Dennoch ertrinken in Deutschland jährlich mehrere hundert Menschen – weniger bei Katastrophen, als vielmehr durch Sorglosigkeit und Unvorsichtigkeit in der fröhlichen Stimmung von Freizeit und Urlaub. Es ist deswegen nur konsequent, dass die DLRG an möglichst vielen Badestellen ihre Rettungsschwimmer stationiert und durch Aufklärung und im Notfall durch aktive Hilfe menschliches Leid zu vermeiden sucht.

DLRG in St. Peter-Ording


In St. Peter-Ording verbringen an sonnigen Tagen bis zu 30.000 Menschen ihre Freizeit auf der dem Deich vorgelagerten Sandbank. Auf 5 Stationen sind bis zu 15 Rettungsschwimmer verteilt; sie erklären Ebbe und Flut, versorgen kleine und große Verletzungen, führen an manchen Tagen bis zu 70 „Findelkinder“ wieder ihren Eltern zu und sind im Notfall mit Rettungsbooten oder als Schwimmer bereit, in Not geratene Schwimmer oder Wassersportler an Land zu bringen.
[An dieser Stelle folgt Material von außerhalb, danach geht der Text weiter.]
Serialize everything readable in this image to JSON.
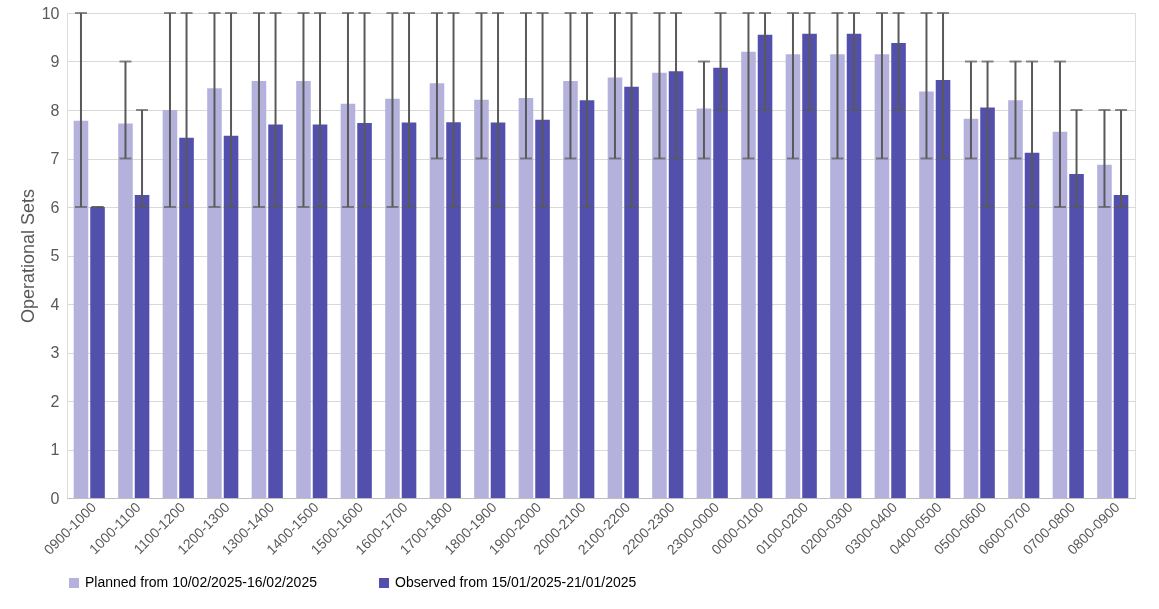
{
  "chart_data": {
    "type": "bar",
    "ylabel": "Operational Sets",
    "categories": [
      "0900-1000",
      "1000-1100",
      "1100-1200",
      "1200-1300",
      "1300-1400",
      "1400-1500",
      "1500-1600",
      "1600-1700",
      "1700-1800",
      "1800-1900",
      "1900-2000",
      "2000-2100",
      "2100-2200",
      "2200-2300",
      "2300-0000",
      "0000-0100",
      "0100-0200",
      "0200-0300",
      "0300-0400",
      "0400-0500",
      "0500-0600",
      "0600-0700",
      "0700-0800",
      "0800-0900"
    ],
    "series": [
      {
        "name": "Planned from 10/02/2025-16/02/2025",
        "color": "#b4b2dc",
        "values": [
          7.78,
          7.72,
          8.0,
          8.45,
          8.6,
          8.6,
          8.13,
          8.23,
          8.55,
          8.21,
          8.25,
          8.6,
          8.67,
          8.77,
          8.03,
          9.2,
          9.15,
          9.15,
          9.15,
          8.38,
          7.82,
          8.2,
          7.55,
          6.87
        ],
        "errors": [
          [
            6,
            10
          ],
          [
            7,
            9
          ],
          [
            6,
            10
          ],
          [
            6,
            10
          ],
          [
            6,
            10
          ],
          [
            6,
            10
          ],
          [
            6,
            10
          ],
          [
            6,
            10
          ],
          [
            7,
            10
          ],
          [
            7,
            10
          ],
          [
            7,
            10
          ],
          [
            7,
            10
          ],
          [
            7,
            10
          ],
          [
            7,
            10
          ],
          [
            7,
            9
          ],
          [
            7,
            10
          ],
          [
            7,
            10
          ],
          [
            7,
            10
          ],
          [
            7,
            10
          ],
          [
            7,
            10
          ],
          [
            7,
            9
          ],
          [
            7,
            9
          ],
          [
            6,
            9
          ],
          [
            6,
            8
          ]
        ]
      },
      {
        "name": "Observed  from 15/01/2025-21/01/2025",
        "color": "#5250ac",
        "values": [
          6.0,
          6.25,
          7.43,
          7.47,
          7.7,
          7.7,
          7.73,
          7.74,
          7.75,
          7.74,
          7.8,
          8.2,
          8.48,
          8.8,
          8.87,
          9.55,
          9.57,
          9.57,
          9.38,
          8.62,
          8.05,
          7.12,
          6.68,
          6.25
        ],
        "errors": [
          [
            6,
            6
          ],
          [
            6,
            8
          ],
          [
            6,
            10
          ],
          [
            6,
            10
          ],
          [
            6,
            10
          ],
          [
            6,
            10
          ],
          [
            6,
            10
          ],
          [
            6,
            10
          ],
          [
            6,
            10
          ],
          [
            6,
            10
          ],
          [
            6,
            10
          ],
          [
            6,
            10
          ],
          [
            6,
            10
          ],
          [
            7,
            10
          ],
          [
            8,
            10
          ],
          [
            8,
            10
          ],
          [
            8,
            10
          ],
          [
            8,
            10
          ],
          [
            8,
            10
          ],
          [
            7,
            10
          ],
          [
            6,
            9
          ],
          [
            6,
            9
          ],
          [
            6,
            8
          ],
          [
            6,
            8
          ]
        ]
      }
    ],
    "ylim": [
      0,
      10
    ],
    "yticks": [
      0,
      1,
      2,
      3,
      4,
      5,
      6,
      7,
      8,
      9,
      10
    ],
    "grid": "y",
    "legend": "bottom"
  }
}
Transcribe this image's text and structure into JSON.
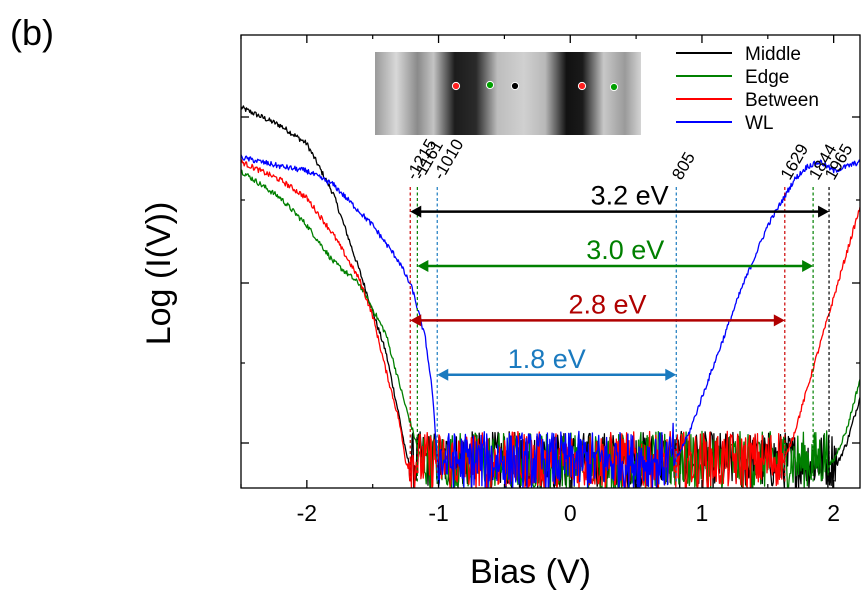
{
  "panel_label": "(b)",
  "chart_data": {
    "type": "line",
    "xlabel": "Bias (V)",
    "ylabel": "Log (I(V))",
    "xlim": [
      -2.5,
      2.2
    ],
    "ylim": [
      0,
      10
    ],
    "x_ticks": [
      -2,
      -1,
      0,
      1,
      2
    ],
    "x_tick_labels": [
      "-2",
      "-1",
      "0",
      "1",
      "2"
    ],
    "y_tick_labels_shown": false,
    "grid": false,
    "legend": {
      "placement": "top-right",
      "entries": [
        {
          "name": "Middle",
          "color": "#000000"
        },
        {
          "name": "Edge",
          "color": "#008000"
        },
        {
          "name": "Between",
          "color": "#ff0000"
        },
        {
          "name": "WL",
          "color": "#0000ff"
        }
      ]
    },
    "inset": {
      "type": "grayscale STM image",
      "markers": [
        {
          "color": "#ff2020"
        },
        {
          "color": "#00a000"
        },
        {
          "color": "#000000"
        },
        {
          "color": "#ff2020"
        },
        {
          "color": "#00a000"
        }
      ]
    },
    "series": [
      {
        "name": "Middle",
        "color": "#000000",
        "x": [
          -2.5,
          -2.2,
          -2.0,
          -1.8,
          -1.6,
          -1.4,
          -1.3,
          -1.25,
          -1.2,
          -0.9,
          -0.5,
          0.0,
          0.5,
          1.0,
          1.5,
          1.8,
          1.9,
          1.95,
          2.0,
          2.1,
          2.2
        ],
        "y": [
          8.4,
          8.0,
          7.6,
          6.5,
          4.8,
          3.0,
          1.6,
          0.8,
          0.3,
          0.3,
          0.3,
          0.3,
          0.3,
          0.3,
          0.3,
          0.3,
          0.3,
          0.3,
          0.35,
          1.0,
          2.0
        ]
      },
      {
        "name": "Edge",
        "color": "#008000",
        "x": [
          -2.5,
          -2.2,
          -2.0,
          -1.8,
          -1.6,
          -1.4,
          -1.25,
          -1.15,
          -1.1,
          -0.5,
          0.0,
          0.5,
          1.0,
          1.5,
          1.8,
          1.9,
          2.0,
          2.1,
          2.2
        ],
        "y": [
          7.0,
          6.4,
          5.8,
          5.0,
          4.5,
          3.4,
          1.8,
          0.8,
          0.3,
          0.3,
          0.3,
          0.3,
          0.3,
          0.3,
          0.3,
          0.35,
          0.6,
          1.3,
          2.4
        ]
      },
      {
        "name": "Between",
        "color": "#ff0000",
        "x": [
          -2.5,
          -2.2,
          -2.0,
          -1.8,
          -1.6,
          -1.5,
          -1.4,
          -1.3,
          -1.25,
          -1.2,
          -0.5,
          0.0,
          0.5,
          1.0,
          1.5,
          1.6,
          1.7,
          1.8,
          1.9,
          2.0,
          2.1,
          2.2
        ],
        "y": [
          7.2,
          6.8,
          6.4,
          5.6,
          4.6,
          3.8,
          2.6,
          1.5,
          0.6,
          0.3,
          0.3,
          0.3,
          0.3,
          0.3,
          0.3,
          0.4,
          1.2,
          2.2,
          3.2,
          4.2,
          5.2,
          6.2
        ]
      },
      {
        "name": "WL",
        "color": "#0000ff",
        "x": [
          -2.5,
          -2.2,
          -2.0,
          -1.8,
          -1.5,
          -1.3,
          -1.2,
          -1.1,
          -1.05,
          -1.0,
          0.0,
          0.75,
          0.8,
          0.9,
          1.0,
          1.1,
          1.2,
          1.3,
          1.4,
          1.5,
          1.6,
          1.7,
          1.8,
          1.9,
          2.0,
          2.1,
          2.2
        ],
        "y": [
          7.3,
          7.1,
          7.0,
          6.7,
          5.8,
          5.0,
          4.4,
          3.3,
          2.2,
          0.3,
          0.3,
          0.3,
          0.6,
          1.2,
          2.0,
          2.8,
          3.6,
          4.4,
          5.1,
          5.8,
          6.3,
          6.8,
          7.1,
          7.2,
          7.0,
          7.1,
          7.2
        ]
      }
    ],
    "annotations": {
      "onset_lines": [
        {
          "label": "-1215",
          "x": -1.215,
          "color": "#cc0000"
        },
        {
          "label": "-1161",
          "x": -1.161,
          "color": "#008000"
        },
        {
          "label": "-1010",
          "x": -1.01,
          "color": "#1a7abf"
        },
        {
          "label": "805",
          "x": 0.805,
          "color": "#1a7abf"
        },
        {
          "label": "1629",
          "x": 1.629,
          "color": "#cc0000"
        },
        {
          "label": "1844",
          "x": 1.844,
          "color": "#008000"
        },
        {
          "label": "1965",
          "x": 1.965,
          "color": "#000000"
        }
      ],
      "gaps": [
        {
          "label": "3.2 eV",
          "x1": -1.215,
          "x2": 1.965,
          "y": 6.1,
          "color": "#000000"
        },
        {
          "label": "3.0 eV",
          "x1": -1.161,
          "x2": 1.844,
          "y": 4.9,
          "color": "#008000"
        },
        {
          "label": "2.8 eV",
          "x1": -1.215,
          "x2": 1.629,
          "y": 3.7,
          "color": "#b00000"
        },
        {
          "label": "1.8 eV",
          "x1": -1.01,
          "x2": 0.805,
          "y": 2.5,
          "color": "#1a7abf"
        }
      ]
    }
  }
}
Außerhalb der Badesaison, aber auch zu jeder Tages- und Nachtzeit ist eine schnelle Wasserrettungseinsatzgruppe innerhalb kürzester Zeit ausrückbereit, um in Not geratene Personen zu retten und aus misslichen Lagen zu befreien. Die Wasserretter, von denen jeder auch ein gut ausgebildeter Ersthelfer ist, sind angemessen ausgerüstet. Die Ausrüstung besteht aus Allrad-Fahrzeugen, Rettungsbooten, Sanitätsausstattung, Funkgeräten, Kälteschutzanzügen... Die Alarmierung erfolgt über die Notrufnummer 112. Typische Einsätze sind Notrufe von verirrten Wattwanderern bei plötzlich auftretendem Seenebel, die Bergung von abgetriebenen oder verletzten Surfern, die Suche nach vermissten Personen in den Abendstunden oder das Bergen von von der Flut eingeschlossenen Wattwanderern bei eisigen Temperaturen.

Die DLRG in St. Peter-Ording ist das gesamte Jahr bei zahlreichen großen und kleinen Veranstaltungen als Sanitätsdienst vertreten. Darüber hinaus unterstützen wir den Kreis Nordfriesland im Rettungsdienst als sogenannte First Responder wenn alle Rettungswagen auf Eiderstedt unterwegs sind oder ein Unfall mit mehreren Verletzten vorliegt.

Im Winterhalbjahr schulen die St. Peter-Ordinger DLRG-Ausbilder jeden Dienstag Abend in der Dünen-Therme über 100 Kinder und Erwachsene im Schwimmen, prüfen und bescheinigen die erlangten Fähigkeiten. Die DLRG sieht hierin auch eine wichtige Aufgabe im Sinne des Breitensports; Schließlich ist Schwimmen eine jener Sportarten, die von jedem lebenslang betrieben werden kann und bei regelmäßiger Ausübung eine hervorragende Gesundheitssicherung darstellt und zur aktiven Erholung am und im Wasser beiträgt.